El derecho penal, base jurídica

No existe en Suiza una ley independiente sobre la “eutanasia”, y el artículo 115 del Código Penal federal establece que quien induzca al suicidio o asista en él a una persona por motivos egoístas será castigado con una pena de prisión de hasta 5 años o una multa. Según los expertos, el artículo se promulgó en 1942 por una razón diferente de la eutanasia, pero luego se convirtió en la base jurídica de los grupos de ayuda al suicidio.

¿Arrestos en Suiza?

En Suiza, varias personas han sido detenidas y procesadas por asistencia al suicidio. En julio de 2019, la doctora Erika Preisig, presidenta del grupo Life Circle, fue sometida a un juicio por la muerte de un paciente con una enfermedad mental. El tribunal penal del cantón de Basilea Ciudad la declaró inocente de asesinato, pero determinó que había violado el manejo del pentobarbital sódico, el medicamento utilizado para la muerte asistida en Suiza. Le aplicó una sentencia de 15 meses de prisión suspendida y una multa de 20 000 francos.

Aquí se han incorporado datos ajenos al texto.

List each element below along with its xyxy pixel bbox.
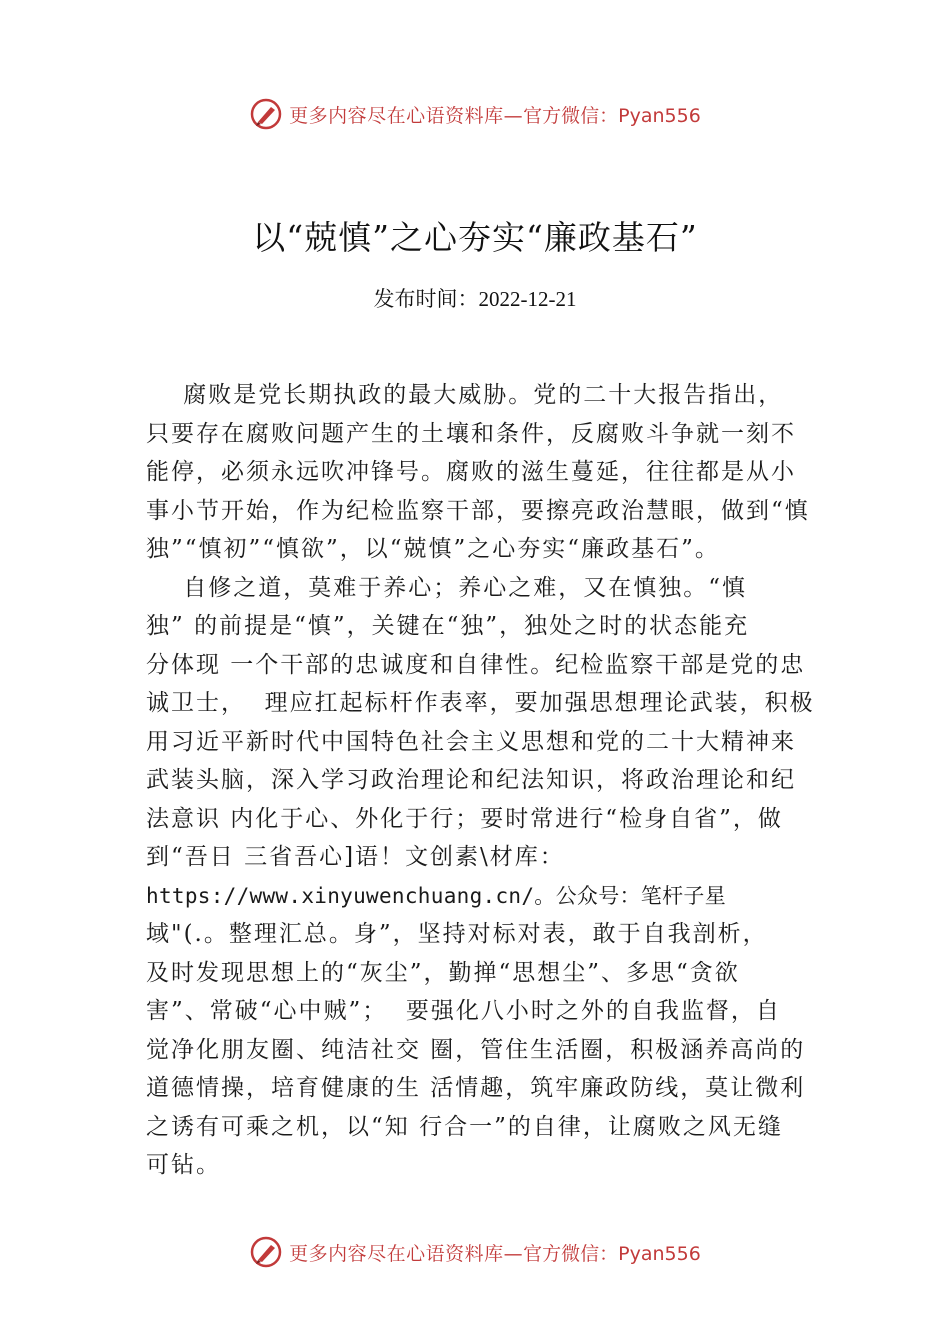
pen-circle-logo-icon: [249, 1235, 283, 1269]
banner-wechat: 官方微信：Pyan556: [523, 104, 701, 127]
date-value: 2022-12-21: [478, 287, 577, 311]
header-banner: [0, 94, 950, 134]
body-line: 害”、常破“心中贼”； 要强化八小时之外的自我监督，自: [146, 998, 781, 1024]
body-line: 诚卫士， 理应扛起标杆作表率，要加强思想理论武装，积极: [146, 690, 815, 716]
body-line: 及时发现思想上的“灰尘”，勤掸“思想尘”、多思“贪欲: [146, 959, 740, 986]
body-line: 自修之道，莫难于养心；养心之难，又在慎独。“慎: [146, 574, 748, 601]
body-line: 觉净化朋友圈、纯洁社交 圈，管住生活圈，积极涵养高尚的: [146, 1036, 806, 1063]
body-line: 事小节开始，作为纪检监察干部，要擦亮政治慧眼，做到“慎: [146, 497, 810, 524]
article-body: [146, 376, 826, 1185]
body-line: 到“吾日 三省吾心]语！文创素\材库：: [146, 844, 565, 870]
date-label: 发布时间：: [373, 287, 479, 311]
body-line: 域"(.。整理汇总。身”，坚持对标对表，敢于自我剖析，: [146, 921, 768, 947]
body-line: 能停，必须永远吹冲锋号。腐败的滋生蔓延，往往都是从小: [146, 459, 796, 485]
footer-banner: [0, 1232, 950, 1272]
body-line-url: https://www.xinyuwenchuang.cn/。公众号：笔杆子星: [146, 883, 726, 908]
body-line: 只要存在腐败问题产生的土壤和条件，反腐败斗争就一刻不: [146, 420, 796, 447]
body-line: 用习近平新时代中国特色社会主义思想和党的二十大精神来: [146, 728, 796, 755]
banner-wechat: 官方微信：Pyan556: [523, 1242, 701, 1265]
body-line: 独” 的前提是“慎”，关键在“独”，独处之时的状态能充: [146, 613, 750, 639]
body-line: 腐败是党长期执政的最大威胁。党的二十大报告指出，: [146, 382, 784, 408]
body-line: 可钻。: [146, 1152, 221, 1178]
publish-date: [0, 283, 950, 313]
body-line: 分体现 一个干部的忠诚度和自律性。纪检监察干部是党的忠: [146, 651, 806, 678]
banner-text: 更多内容尽在心语资料库—: [289, 1242, 524, 1265]
body-line: 道德情操，培育健康的生 活情趣，筑牢廉政防线，莫让微利: [146, 1075, 806, 1101]
body-line: 之诱有可乘之机，以“知 行合一”的自律，让腐败之风无缝: [146, 1113, 783, 1140]
body-line: 法意识 内化于心、外化于行；要时常进行“检身自省”，做: [146, 805, 783, 832]
article-title: 以“兢慎”之心夯实“廉政基石”: [252, 218, 698, 257]
banner-text: 更多内容尽在心语资料库—: [289, 104, 524, 127]
pen-circle-logo-icon: [249, 97, 283, 131]
body-line: 武装头脑，深入学习政治理论和纪法知识，将政治理论和纪: [146, 767, 796, 793]
body-line: 独”“慎初”“慎欲”，以“兢慎”之心夯实“廉政基石”。: [146, 536, 720, 562]
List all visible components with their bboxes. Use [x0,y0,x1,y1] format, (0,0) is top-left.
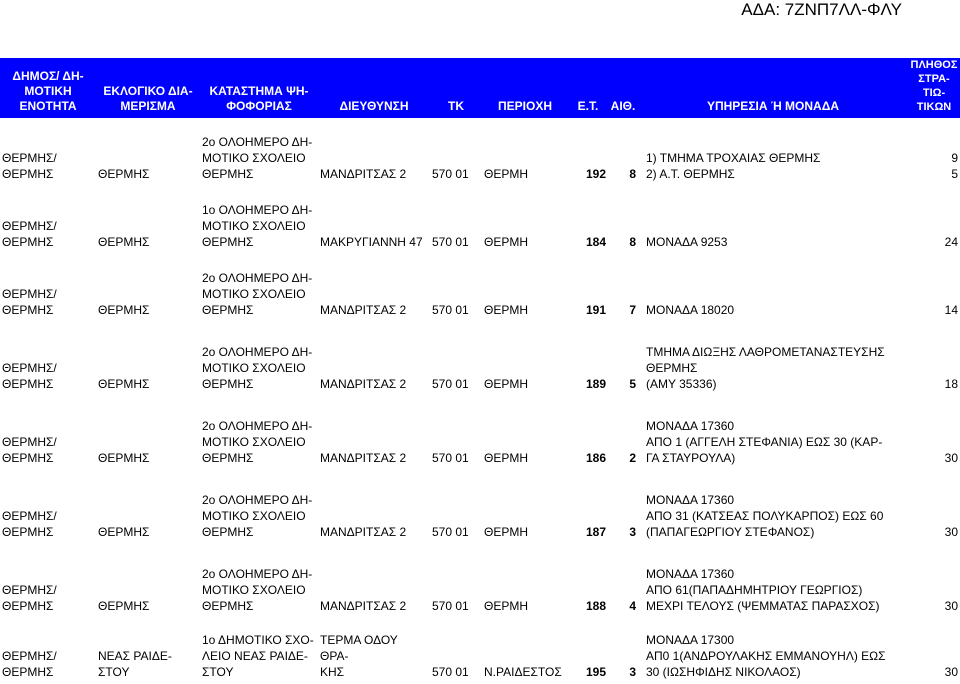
cell-eklogiko: ΘΕΡΜΗΣ [98,235,150,249]
cell-dieuthynsi: ΜΑΝΔΡΙΤΣΑΣ 2 [320,525,407,539]
cell-dimos: ΘΕΡΜΗΣ/ ΘΕΡΜΗΣ [2,435,57,465]
cell-ypiresia: ΜΟΝΑΔΑ 9253 [646,235,728,249]
cell-plithos: 30 [944,599,958,613]
cell-ypiresia: 1) ΤΜΗΜΑ ΤΡΟΧΑΙΑΣ ΘΕΡΜΗΣ 2) Α.Τ. ΘΕΡΜΗΣ [646,151,821,181]
cell-perioxi: Ν.ΡΑΙΔΕΣΤΟΣ [484,665,562,679]
cell-dimos: ΘΕΡΜΗΣ/ ΘΕΡΜΗΣ [2,287,57,317]
cell-aith: 3 [629,525,636,539]
table-row [0,618,960,684]
cell-dimos: ΘΕΡΜΗΣ/ ΘΕΡΜΗΣ [2,361,57,391]
col-plithos-header: ΠΛΗΘΟΣ ΣΤΡΑ- ΤΙΩ-ΤΙΚΩΝ [908,58,960,118]
cell-katastima: 1ο ΔΗΜΟΤΙΚΟ ΣΧΟ- ΛΕΙΟ ΝΕΑΣ ΡΑΙΔΕ- ΣΤΟΥ [202,633,314,679]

Dra. Erica Preisig, presidenta de Life Circle. Keystone / Thorsten Wagner

En el otoño del mismo año, Pierre Beck, vicepresidente de Exit A.D.M.D., fue sentenciado a multas suspendidas por ayudar a una mujer sana (86) que pidió suicidarse con su marido, gravemente enfermo. Ambos casos siguen pendientes.

¿Con o sin fines de lucro?

Todos los grupos suizos de ayuda al suicidio son sin ánimo de lucro, con recursos financieros cubiertos por las cuotas de los miembros y las donaciones. Sin embargo, debido al reciente aumento de miembros, los activos del grupo se han incrementado y algunos están preocupados por la transparencia en su uso.

Según el diario suizo en lengua alemana NZZ, el total de los activos de Exit ascendió a 29 millones de francos en 2019, frente a 9 millones 400 000 en 2013.

Hay un caso que terminó en el tribunal. El fundador de Dignitas, Ludwig Minnelli, fue acusado en 2018 de cobrar honorarios injustamente altos a varias personas que querían suicidarse. Sin embargo, el tribunal concluyó que el fiscal no había sido capaz de probar que había motivaciones egoístas en el caso.